Interpreters play a crucial role in ensuring access to justice and healthcare for all, but there often aren’t enough professionals to fill that need.

Hebba Abulsaad (MA ’23, translation and interpreting studies) saw that gap and took it upon herself to help bridge it—all while working to complete her master’s degree on time.

Describe your work and why it’s important.

I do Arabic < > English interpretation and translation, in addition to managing my own small company.  I am a certified judiciary interpreter and a certified health care interpreter.

My work as a certified Arabic court/medical interpreter is crucial in facilitating communication between individuals who speak different languages in legal and medical settings.

As a court interpreter, I work during trials, hearings, depositions, and other legal proceedings. My responsibility is to accurately convey spoken statements and evidence between parties who do not share a common language. I must maintain impartiality and ensure the confidentiality of the information that I interpret.

As a medical interpreter, I assist in healthcare settings such as hospitals, clinics, and doctor's offices. My role is to help patients and healthcare providers communicate effectively, ensuring that medical history, symptoms, diagnoses, and treatment options are accurately conveyed. I also need to be sensitive to cultural nuances and maintain the patient's privacy and confidentiality.

What made you want to go into this field?

There are a variety of reasons, but overall, my motivations were deeply personal. I grew up in a multilingual environment, which gave me a natural inclination toward interpretation and translation. Outside of that, I feel that bridging the gap between languages is rewarding and empowering. I have a deep fascination with different languages and cultures, and I have always had a strong desire to help others and promote cross-cultural understanding.

How did you juggle your interpreting work and your studies?

Communication was a key factor for me. From the beginning, I made sure to communicate with my employers and professors about my commitments and discuss the possibility of a flexible schedule as needed. When it was time for the presentation of my capstone, for example, I was still covering a long court proceeding that had gone over its allotted time. I had to communicate that to the court, and they kindly stopped the proceedings until I finished with my presentation. Finding the right balance between work and studies took some time and experimentation, and I had to be patient with myself and be open to adjusting as needed.

How have your studies within the Program in Translation & Interpreting Studies prepared you for the work you’re doing?
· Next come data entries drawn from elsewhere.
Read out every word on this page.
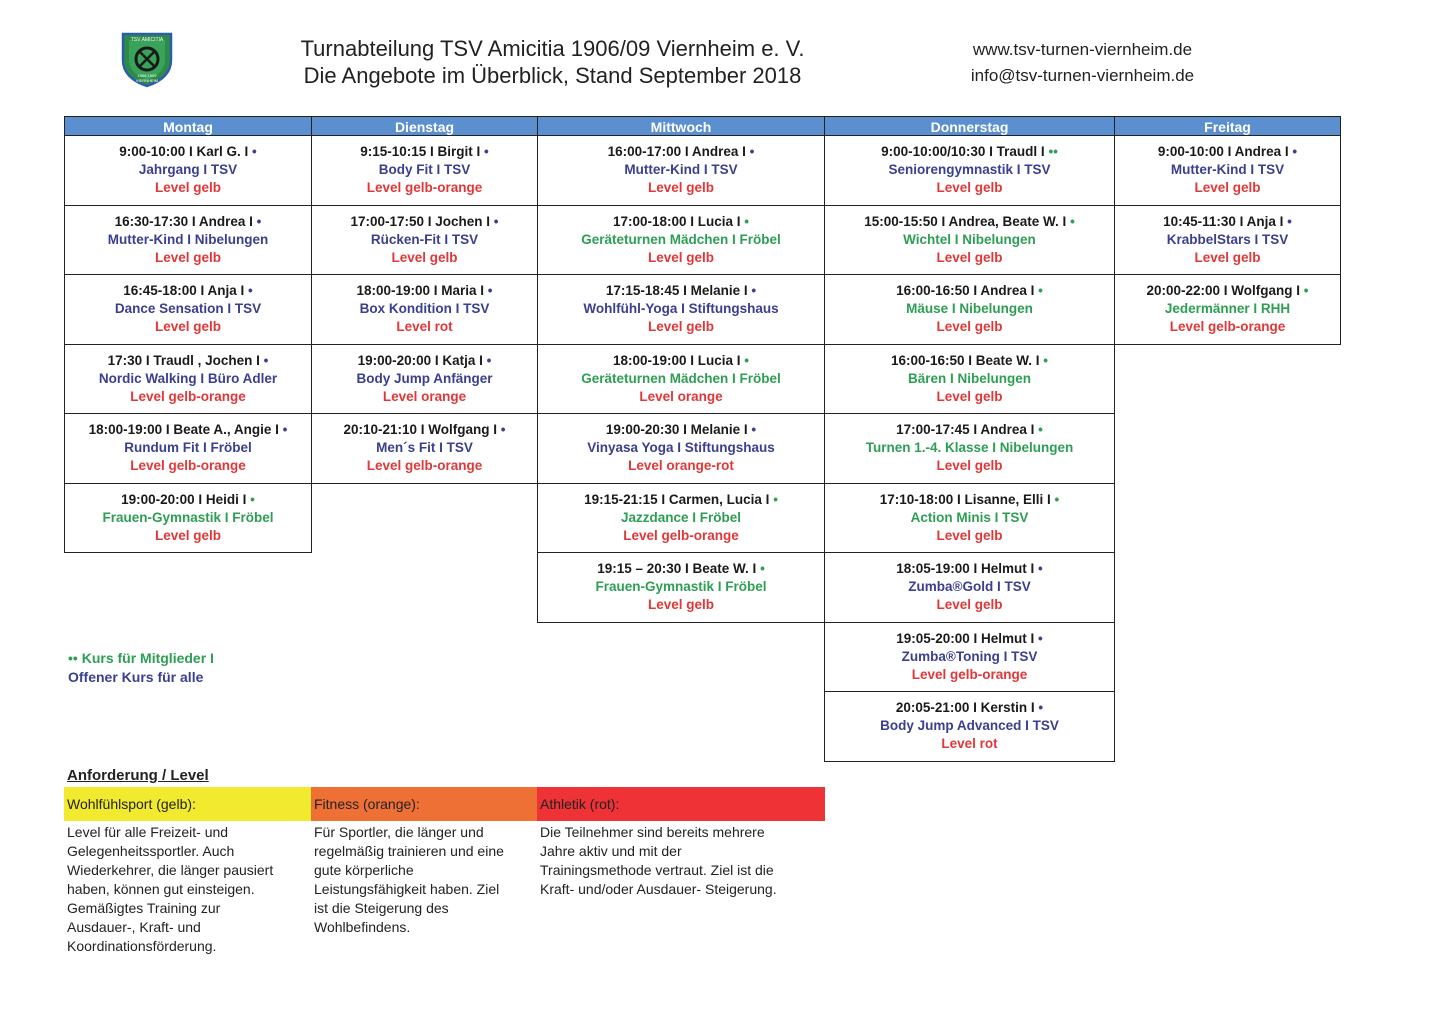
TSV AMICITIA
1906 1909
VIERNHEIM
Turnabteilung TSV Amicitia 1906/09 Viernheim e. V.
Die Angebote im Überblick, Stand September 2018
www.tsv-turnen-viernheim.de
info@tsv-turnen-viernheim.de
Montag
9:00-10:00 I Karl G. I •
Jahrgang I TSV
Level gelb
16:30-17:30 I Andrea I •
Mutter-Kind I Nibelungen
Level gelb
16:45-18:00 I Anja I •
Dance Sensation I TSV
Level gelb
17:30 I Traudl , Jochen I •
Nordic Walking I Büro Adler
Level gelb-orange
18:00-19:00 I Beate A., Angie I •
Rundum Fit I Fröbel
Level gelb-orange
19:00-20:00 I Heidi I •
Frauen-Gymnastik I Fröbel
Level gelb
Dienstag
9:15-10:15 I Birgit I •
Body Fit I TSV
Level gelb-orange
17:00-17:50 I Jochen I •
Rücken-Fit I TSV
Level gelb
18:00-19:00 I Maria I •
Box Kondition I TSV
Level rot
19:00-20:00 I Katja I •
Body Jump Anfänger
Level orange
20:10-21:10 I Wolfgang I •
Men´s Fit I TSV
Level gelb-orange
Mittwoch
16:00-17:00 I Andrea I •
Mutter-Kind I TSV
Level gelb
17:00-18:00 I Lucia I •
Geräteturnen Mädchen I Fröbel
Level gelb
17:15-18:45 I Melanie I •
Wohlfühl-Yoga I Stiftungshaus
Level gelb
18:00-19:00 I Lucia I •
Geräteturnen Mädchen I Fröbel
Level orange
19:00-20:30 I Melanie I •
Vinyasa Yoga I Stiftungshaus
Level orange-rot
19:15-21:15 I Carmen, Lucia I •
Jazzdance I Fröbel
Level gelb-orange
19:15 – 20:30 I Beate W. I •
Frauen-Gymnastik I Fröbel
Level gelb
Donnerstag
9:00-10:00/10:30 I Traudl I ••
Seniorengymnastik I TSV
Level gelb
15:00-15:50 I Andrea, Beate W. I •
Wichtel I Nibelungen
Level gelb
16:00-16:50 I Andrea I •
Mäuse I Nibelungen
Level gelb
16:00-16:50 I Beate W. I •
Bären I Nibelungen
Level gelb
17:00-17:45 I Andrea I •
Turnen 1.-4. Klasse I Nibelungen
Level gelb
17:10-18:00 I Lisanne, Elli I •
Action Minis I TSV
Level gelb
18:05-19:00 I Helmut I •
Zumba®Gold I TSV
Level gelb
19:05-20:00 I Helmut I •
Zumba®Toning I TSV
Level gelb-orange
20:05-21:00 I Kerstin I •
Body Jump Advanced I TSV
Level rot
Freitag
9:00-10:00 I Andrea I •
Mutter-Kind I TSV
Level gelb
10:45-11:30 I Anja I •
KrabbelStars I TSV
Level gelb
20:00-22:00 I Wolfgang I •
Jedermänner I RHH
Level gelb-orange
•• Kurs für Mitglieder I
Offener Kurs für alle
Anforderung / Level
Wohlfühlsport (gelb):	Fitness (orange):	Athletik (rot):
Level für alle Freizeit- und
Gelegenheitssportler. Auch
Wiederkehrer, die länger pausiert
haben, können gut einsteigen.
Gemäßigtes Training zur
Ausdauer-, Kraft- und
Koordinationsförderung.
Für Sportler, die länger und
regelmäßig trainieren und eine
gute körperliche
Leistungsfähigkeit haben. Ziel
ist die Steigerung des
Wohlbefindens.
Die Teilnehmer sind bereits mehrere
Jahre aktiv und mit der
Trainingsmethode vertraut. Ziel ist die
Kraft- und/oder Ausdauer- Steigerung.
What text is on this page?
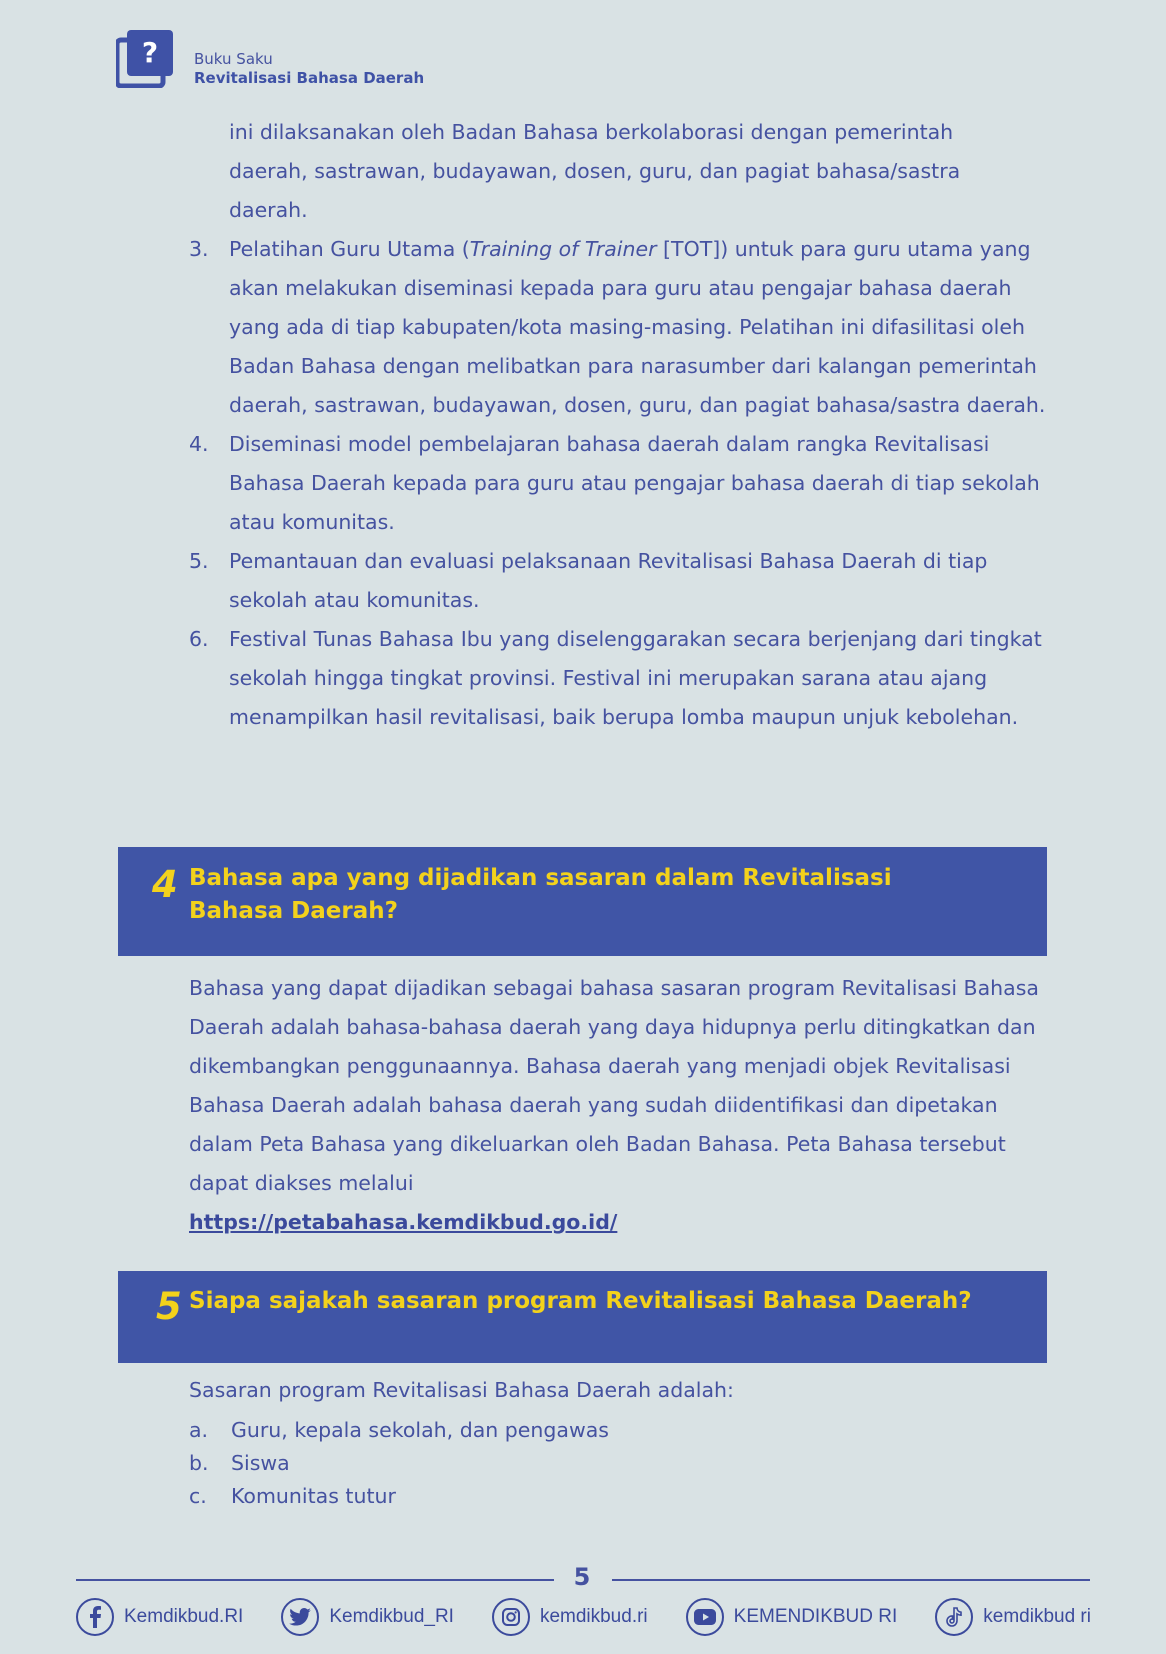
? Buku Saku
Revitalisasi Bahasa Daerah
ini dilaksanakan oleh Badan Bahasa berkolaborasi dengan pemerintah
daerah, sastrawan, budayawan, dosen, guru, dan pagiat bahasa/sastra
daerah.
3. Pelatihan Guru Utama (Training of Trainer [TOT]) untuk para guru utama yang akan melakukan diseminasi kepada para guru atau pengajar bahasa daerah yang ada di tiap kabupaten/kota masing-masing. Pelatihan ini difasilitasi oleh Badan Bahasa dengan melibatkan para narasumber dari kalangan pemerintah daerah, sastrawan, budayawan, dosen, guru, dan pagiat bahasa/sastra daerah.
4. Diseminasi model pembelajaran bahasa daerah dalam rangka Revitalisasi Bahasa Daerah kepada para guru atau pengajar bahasa daerah di tiap sekolah atau komunitas.
5. Pemantauan dan evaluasi pelaksanaan Revitalisasi Bahasa Daerah di tiap sekolah atau komunitas.
6. Festival Tunas Bahasa Ibu yang diselenggarakan secara berjenjang dari tingkat sekolah hingga tingkat provinsi. Festival ini merupakan sarana atau ajang menampilkan hasil revitalisasi, baik berupa lomba maupun unjuk kebolehan.
4 Bahasa apa yang dijadikan sasaran dalam Revitalisasi
Bahasa Daerah?
Bahasa yang dapat dijadikan sebagai bahasa sasaran program Revitalisasi Bahasa Daerah adalah bahasa-bahasa daerah yang daya hidupnya perlu ditingkatkan dan dikembangkan penggunaannya. Bahasa daerah yang menjadi objek Revitalisasi Bahasa Daerah adalah bahasa daerah yang sudah diidentifikasi dan dipetakan dalam Peta Bahasa yang dikeluarkan oleh Badan Bahasa. Peta Bahasa tersebut dapat diakses melalui
https://petabahasa.kemdikbud.go.id/
5 Siapa sajakah sasaran program Revitalisasi Bahasa Daerah?
Sasaran program Revitalisasi Bahasa Daerah adalah:
a.	Guru, kepala sekolah, dan pengawas
b.	Siswa
c.	Komunitas tutur
5
Kemdikbud.RI	Kemdikbud_RI	kemdikbud.ri	KEMENDIKBUD RI	kemdikbud ri
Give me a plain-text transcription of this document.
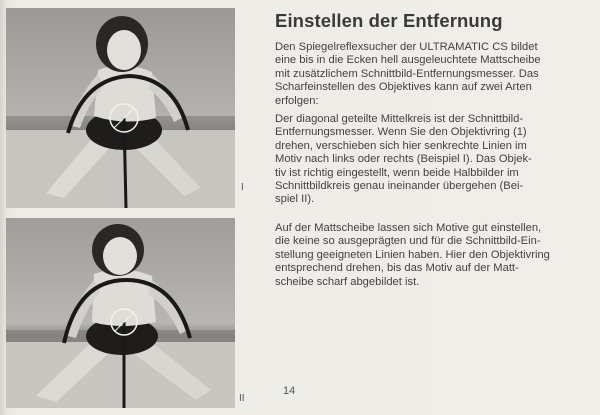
I
II
Einstellen der Entfernung

Den Spiegelreflexsucher der ULTRAMATIC CS bildet
eine bis in die Ecken hell ausgeleuchtete Mattscheibe
mit zusätzlichem Schnittbild-Entfernungsmesser. Das
Scharfeinstellen des Objektives kann auf zwei Arten
erfolgen:

Der diagonal geteilte Mittelkreis ist der Schnittbild-
Entfernungsmesser. Wenn Sie den Objektivring (1)
drehen, verschieben sich hier senkrechte Linien im
Motiv nach links oder rechts (Beispiel I). Das Objek-
tiv ist richtig eingestellt, wenn beide Halbbilder im
Schnittbildkreis genau ineinander übergehen (Bei-
spiel II).

Auf der Mattscheibe lassen sich Motive gut einstellen,
die keine so ausgeprägten und für die Schnittbild-Ein-
stellung geeigneten Linien haben. Hier den Objektivring
entsprechend drehen, bis das Motiv auf der Matt-
scheibe scharf abgebildet ist.

14
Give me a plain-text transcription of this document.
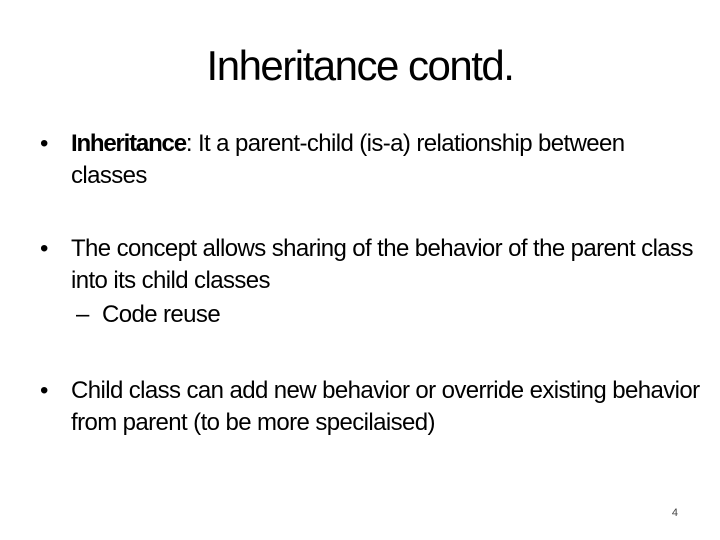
Inheritance contd.
• Inheritance: It a parent-child (is-a) relationship between classes
• The concept allows sharing of the behavior of the parent class into its child classes
– Code reuse
• Child class can add new behavior or override existing behavior from parent (to be more specilaised)
4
In addition to adding to my knowledge, it helped me embrace new technology, which significantly enhanced my productivity and accuracy as a translator and interpreter. Through assignments, practice sessions, and evaluations, the program offered constructive feedback that helped me identify areas of improvement and refine my skills. Being part of the program provided opportunities for networking with fellow students, professors, and professionals in the field. The program also significantly benefited me by enhancing my language proficiency, cultural competence, specialized knowledge, and professional skills, as well as providing ongoing support for continuous improvement in my career.

Group of graduates surrounds Literatures, Cultures & Linguistics Building sign
What were some of the highlights of your experience?

The online format of the program was hugely important for me as a working professional. It made it easier for me to enhance my skills and qualifications without interrupting my career. Another highlight was the strong sense of community and support among my peers and faculty members. Collaborating with like-minded individuals from diverse backgrounds not only enhanced my learning, but also helped me develop invaluable connections. And as an online student, graduation was a priceless experience. I had been remotely interacting with everyone for two years, so seeing, meeting, and talking to everyone in person was incredible. 

What’s next for you and your career?

There are several paths I am looking at. One is covering international conferences, meetings, and events that often involve interpreting for diplomats, business professionals, and government officials. Since I now have a strong background in translation and technology, I am hopeful that could lead to work in localization, adapting software websites and content. I am also looking at the field of subtitles, dubbing scripts for films, TV shows, and other visual content. And I am looking to work for government agencies or international organizations as a language specialist, helping with translation, interpretation, and language-related tasks. I could also use my expertise to teach language courses, interpretation techniques, or translation skills at universities, language schools, or as a private tutor.

Is there anything else you’d like to add?

Completing my master's program was an incredibly rewarding and transformative experience. Throughout the program, I had the opportunity to jump deep into my field of study and acquire skills that have prepared me for a successful and fulfilling career.

I am grateful for the guidance and mentorship I received from the faculty members who were not only experts in their respective fields but also genuinely invested in the success of their students. Their encouragement and belief in my abilities motivated me to push myself beyond my limits and excel in my academic pursuits. I am now confident in my abilities and prepared to make a meaningful impact in my chosen career path.